In recent years, the conference has been tweaked by many gadflies as the "Pac-1" or "USC and the Nine Dwarfs." In 2010, however, there are nine teams that, if things fell into place, are legitimate candidates to earn bowl berths. Heck, it doesn't strain credulity to imagine scenarios where the seventh, eighth or ninth picks in the media poll (California, UCLA and ASU) push into the Top 25.
“(Washington State coach Paul Wulff) would be the one guy -- and I’m not picking on the Cougs," Bruins coach Rick Neuheisel said, "that would be hard-pressed to tell you he’s got a chance to win the league. But I think everybody else is gonna go back and tell their team that they do.”
And those Cougars, who finished 1-11 last year and have won a single conference game over the past two seasons, should be much improved, though the baby step forward figures to be "competitive" instead of "winning."
Experience at quarterback is typically critical in Pac-10 play: Seven teams welcome back starters, and no conference in the country even approaches the NFL potential of Washington's Jake Locker, Stanford's Andrew Luck, USC's Matt Barkley and Arizona's Nick Foles.
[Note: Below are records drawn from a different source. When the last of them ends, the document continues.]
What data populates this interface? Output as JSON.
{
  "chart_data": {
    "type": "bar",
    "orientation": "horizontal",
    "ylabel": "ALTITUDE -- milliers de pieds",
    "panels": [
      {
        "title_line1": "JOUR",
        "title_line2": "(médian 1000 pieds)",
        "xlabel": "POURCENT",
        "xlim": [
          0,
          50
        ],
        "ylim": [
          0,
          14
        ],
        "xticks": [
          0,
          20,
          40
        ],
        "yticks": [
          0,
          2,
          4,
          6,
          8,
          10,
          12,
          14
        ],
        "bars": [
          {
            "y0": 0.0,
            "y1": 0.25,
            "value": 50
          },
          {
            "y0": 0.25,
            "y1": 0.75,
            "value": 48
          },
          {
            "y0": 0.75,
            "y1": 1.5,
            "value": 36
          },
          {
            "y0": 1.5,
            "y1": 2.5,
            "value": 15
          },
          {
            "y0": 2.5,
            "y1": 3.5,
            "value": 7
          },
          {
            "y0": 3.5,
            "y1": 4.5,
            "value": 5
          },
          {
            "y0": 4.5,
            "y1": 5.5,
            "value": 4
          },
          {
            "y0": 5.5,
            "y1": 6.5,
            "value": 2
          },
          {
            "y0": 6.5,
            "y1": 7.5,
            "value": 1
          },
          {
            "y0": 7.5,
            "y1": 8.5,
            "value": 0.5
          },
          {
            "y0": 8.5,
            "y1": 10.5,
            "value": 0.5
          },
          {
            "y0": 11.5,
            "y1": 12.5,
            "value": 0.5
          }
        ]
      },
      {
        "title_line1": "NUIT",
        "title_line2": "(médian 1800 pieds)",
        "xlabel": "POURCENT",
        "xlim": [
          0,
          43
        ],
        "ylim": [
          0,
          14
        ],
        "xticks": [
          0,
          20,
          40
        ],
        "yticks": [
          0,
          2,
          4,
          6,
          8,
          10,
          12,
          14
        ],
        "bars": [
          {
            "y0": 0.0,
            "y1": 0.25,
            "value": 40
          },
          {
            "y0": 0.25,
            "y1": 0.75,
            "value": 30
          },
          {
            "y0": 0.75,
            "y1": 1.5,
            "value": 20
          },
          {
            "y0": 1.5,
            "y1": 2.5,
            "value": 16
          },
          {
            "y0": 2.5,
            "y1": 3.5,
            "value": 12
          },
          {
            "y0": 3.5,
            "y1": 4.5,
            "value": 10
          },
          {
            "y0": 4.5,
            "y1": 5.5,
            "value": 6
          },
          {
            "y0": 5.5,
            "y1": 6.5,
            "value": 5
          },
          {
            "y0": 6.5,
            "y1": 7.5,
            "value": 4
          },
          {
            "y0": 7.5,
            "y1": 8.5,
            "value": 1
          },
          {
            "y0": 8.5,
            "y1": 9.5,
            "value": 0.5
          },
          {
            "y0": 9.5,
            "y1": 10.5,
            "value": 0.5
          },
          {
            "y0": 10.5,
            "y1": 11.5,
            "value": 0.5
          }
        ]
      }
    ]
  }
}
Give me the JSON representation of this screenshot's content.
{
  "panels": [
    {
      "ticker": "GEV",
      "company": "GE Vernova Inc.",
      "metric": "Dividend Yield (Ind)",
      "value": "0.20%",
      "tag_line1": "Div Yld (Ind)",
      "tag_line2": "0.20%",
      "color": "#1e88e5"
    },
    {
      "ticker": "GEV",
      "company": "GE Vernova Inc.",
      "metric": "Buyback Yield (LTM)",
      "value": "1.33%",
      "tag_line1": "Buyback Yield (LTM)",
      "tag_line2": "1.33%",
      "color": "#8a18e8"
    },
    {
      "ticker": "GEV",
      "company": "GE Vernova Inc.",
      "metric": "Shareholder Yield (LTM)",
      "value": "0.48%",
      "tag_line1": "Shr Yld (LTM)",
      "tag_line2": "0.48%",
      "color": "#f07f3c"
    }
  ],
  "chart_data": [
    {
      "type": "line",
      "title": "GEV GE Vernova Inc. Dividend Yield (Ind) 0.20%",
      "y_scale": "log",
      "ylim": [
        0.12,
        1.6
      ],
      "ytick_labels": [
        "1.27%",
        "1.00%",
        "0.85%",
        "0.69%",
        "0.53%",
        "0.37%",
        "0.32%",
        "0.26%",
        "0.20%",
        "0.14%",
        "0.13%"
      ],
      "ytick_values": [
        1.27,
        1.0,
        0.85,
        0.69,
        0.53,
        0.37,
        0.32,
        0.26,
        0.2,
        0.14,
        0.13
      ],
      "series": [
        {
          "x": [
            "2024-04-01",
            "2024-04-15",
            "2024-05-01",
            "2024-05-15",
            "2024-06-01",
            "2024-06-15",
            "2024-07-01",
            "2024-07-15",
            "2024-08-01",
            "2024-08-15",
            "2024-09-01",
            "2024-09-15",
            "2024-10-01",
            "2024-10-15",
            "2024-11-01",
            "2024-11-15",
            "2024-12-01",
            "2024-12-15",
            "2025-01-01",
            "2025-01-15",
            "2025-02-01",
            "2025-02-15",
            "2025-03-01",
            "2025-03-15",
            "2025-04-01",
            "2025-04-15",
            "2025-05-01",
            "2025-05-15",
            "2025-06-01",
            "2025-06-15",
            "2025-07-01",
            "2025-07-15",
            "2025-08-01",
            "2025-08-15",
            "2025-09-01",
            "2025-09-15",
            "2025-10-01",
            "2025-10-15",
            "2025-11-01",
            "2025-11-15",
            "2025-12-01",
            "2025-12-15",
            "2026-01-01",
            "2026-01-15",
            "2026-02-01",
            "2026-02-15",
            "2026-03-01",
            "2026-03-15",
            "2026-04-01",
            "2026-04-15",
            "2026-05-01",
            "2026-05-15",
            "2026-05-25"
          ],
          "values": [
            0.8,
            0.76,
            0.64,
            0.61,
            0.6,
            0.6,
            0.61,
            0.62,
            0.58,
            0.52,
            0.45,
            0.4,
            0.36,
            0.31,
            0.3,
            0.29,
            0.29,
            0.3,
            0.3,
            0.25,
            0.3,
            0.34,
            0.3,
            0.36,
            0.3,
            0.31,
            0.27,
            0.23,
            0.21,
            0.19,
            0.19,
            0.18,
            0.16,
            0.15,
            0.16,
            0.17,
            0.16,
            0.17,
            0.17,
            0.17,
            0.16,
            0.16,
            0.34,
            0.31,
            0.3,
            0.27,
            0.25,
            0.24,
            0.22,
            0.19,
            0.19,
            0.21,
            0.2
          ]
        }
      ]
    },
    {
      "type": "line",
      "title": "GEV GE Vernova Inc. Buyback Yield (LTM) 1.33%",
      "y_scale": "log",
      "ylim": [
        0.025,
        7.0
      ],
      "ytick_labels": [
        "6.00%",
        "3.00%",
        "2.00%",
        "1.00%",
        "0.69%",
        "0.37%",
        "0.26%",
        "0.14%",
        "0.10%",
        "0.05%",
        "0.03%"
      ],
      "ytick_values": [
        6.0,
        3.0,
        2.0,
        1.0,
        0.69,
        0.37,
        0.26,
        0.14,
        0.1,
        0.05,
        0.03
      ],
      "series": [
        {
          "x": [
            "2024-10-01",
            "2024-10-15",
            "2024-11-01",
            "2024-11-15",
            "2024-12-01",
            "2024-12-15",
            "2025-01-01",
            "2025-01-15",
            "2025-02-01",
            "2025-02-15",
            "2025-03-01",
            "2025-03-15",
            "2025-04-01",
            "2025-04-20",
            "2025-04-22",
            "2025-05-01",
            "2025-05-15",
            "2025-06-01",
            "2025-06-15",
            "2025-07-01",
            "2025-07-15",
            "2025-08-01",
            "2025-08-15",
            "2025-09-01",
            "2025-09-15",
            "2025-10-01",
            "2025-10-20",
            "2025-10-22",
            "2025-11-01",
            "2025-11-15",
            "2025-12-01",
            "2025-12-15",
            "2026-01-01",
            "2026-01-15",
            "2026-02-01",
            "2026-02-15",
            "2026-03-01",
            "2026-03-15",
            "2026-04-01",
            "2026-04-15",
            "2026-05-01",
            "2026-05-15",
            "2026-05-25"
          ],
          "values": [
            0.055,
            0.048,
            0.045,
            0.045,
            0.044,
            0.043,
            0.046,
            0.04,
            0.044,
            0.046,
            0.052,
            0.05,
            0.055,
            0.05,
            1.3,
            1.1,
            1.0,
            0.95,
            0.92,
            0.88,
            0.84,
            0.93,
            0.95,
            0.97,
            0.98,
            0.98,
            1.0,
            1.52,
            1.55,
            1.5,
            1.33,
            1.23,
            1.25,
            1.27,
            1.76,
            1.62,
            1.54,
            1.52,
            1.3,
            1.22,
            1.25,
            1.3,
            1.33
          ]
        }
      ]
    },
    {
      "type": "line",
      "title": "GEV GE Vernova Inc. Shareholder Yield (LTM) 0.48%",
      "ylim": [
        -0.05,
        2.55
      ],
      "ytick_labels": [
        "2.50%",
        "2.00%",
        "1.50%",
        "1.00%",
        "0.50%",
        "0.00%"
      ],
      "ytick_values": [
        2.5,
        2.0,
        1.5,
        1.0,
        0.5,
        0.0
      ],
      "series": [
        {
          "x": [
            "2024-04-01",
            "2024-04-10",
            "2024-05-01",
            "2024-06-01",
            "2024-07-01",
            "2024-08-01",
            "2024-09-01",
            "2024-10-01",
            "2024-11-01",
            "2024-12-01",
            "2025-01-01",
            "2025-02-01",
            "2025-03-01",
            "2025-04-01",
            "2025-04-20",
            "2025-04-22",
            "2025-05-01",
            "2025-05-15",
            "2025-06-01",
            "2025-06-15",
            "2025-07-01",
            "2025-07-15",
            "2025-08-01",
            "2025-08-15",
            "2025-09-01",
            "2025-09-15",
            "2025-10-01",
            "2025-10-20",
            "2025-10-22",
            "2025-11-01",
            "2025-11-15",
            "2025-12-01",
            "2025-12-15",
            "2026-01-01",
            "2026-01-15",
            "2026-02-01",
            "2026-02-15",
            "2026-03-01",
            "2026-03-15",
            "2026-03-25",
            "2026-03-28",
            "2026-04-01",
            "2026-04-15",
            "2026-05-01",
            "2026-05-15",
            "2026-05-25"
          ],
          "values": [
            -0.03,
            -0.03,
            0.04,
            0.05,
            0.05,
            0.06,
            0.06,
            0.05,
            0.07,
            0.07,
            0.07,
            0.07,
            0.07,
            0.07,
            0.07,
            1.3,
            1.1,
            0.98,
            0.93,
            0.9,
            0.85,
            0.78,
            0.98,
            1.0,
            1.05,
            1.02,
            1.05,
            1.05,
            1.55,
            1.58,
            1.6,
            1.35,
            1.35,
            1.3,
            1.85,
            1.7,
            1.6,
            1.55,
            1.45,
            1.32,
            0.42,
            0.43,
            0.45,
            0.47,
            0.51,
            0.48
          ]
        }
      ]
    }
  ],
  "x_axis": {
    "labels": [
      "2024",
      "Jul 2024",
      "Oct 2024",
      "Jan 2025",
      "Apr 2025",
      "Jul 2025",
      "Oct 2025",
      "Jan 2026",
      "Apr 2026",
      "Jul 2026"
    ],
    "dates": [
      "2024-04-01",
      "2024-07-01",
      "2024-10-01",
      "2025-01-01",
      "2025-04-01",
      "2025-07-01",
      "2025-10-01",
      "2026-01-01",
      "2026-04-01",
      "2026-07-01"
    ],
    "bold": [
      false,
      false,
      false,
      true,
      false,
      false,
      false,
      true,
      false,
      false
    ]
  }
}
Oh, by the way, two of the top-three picks in the league -- No. 1 Oregon and No. 3 Oregon State -- are replacing their starting QBs.
That's another part of the parity: No team appears dominant. And every team has an area that could be circled in red as a significant concern.
The bad news that comes with parity is it appears likely the Pac-10 will not be a player in the national title hunt (again). And it might be difficult for multiple teams to finish with no more than two defeats, which likely would be the threshold to get two teams into BCS bowls for the first time since 2002.
“I think there is a lot of parity in this conference, there is no doubt about it," Cal coach Jeff Tedford said. "Last year we had [four] teams with the same record. It will be very difficult to go through this conference unscathed."
The upside is it should be a wild ride with lots of upsets, darkhorse charges and surprises.
Arizona State coach Dennis Erickson's team was picked in the Pac-10 media poll to repeat a ninth-place conference finish, but he pitches his squad as if it's got a shot at the Rose Bowl without coming off as a used-car salesman.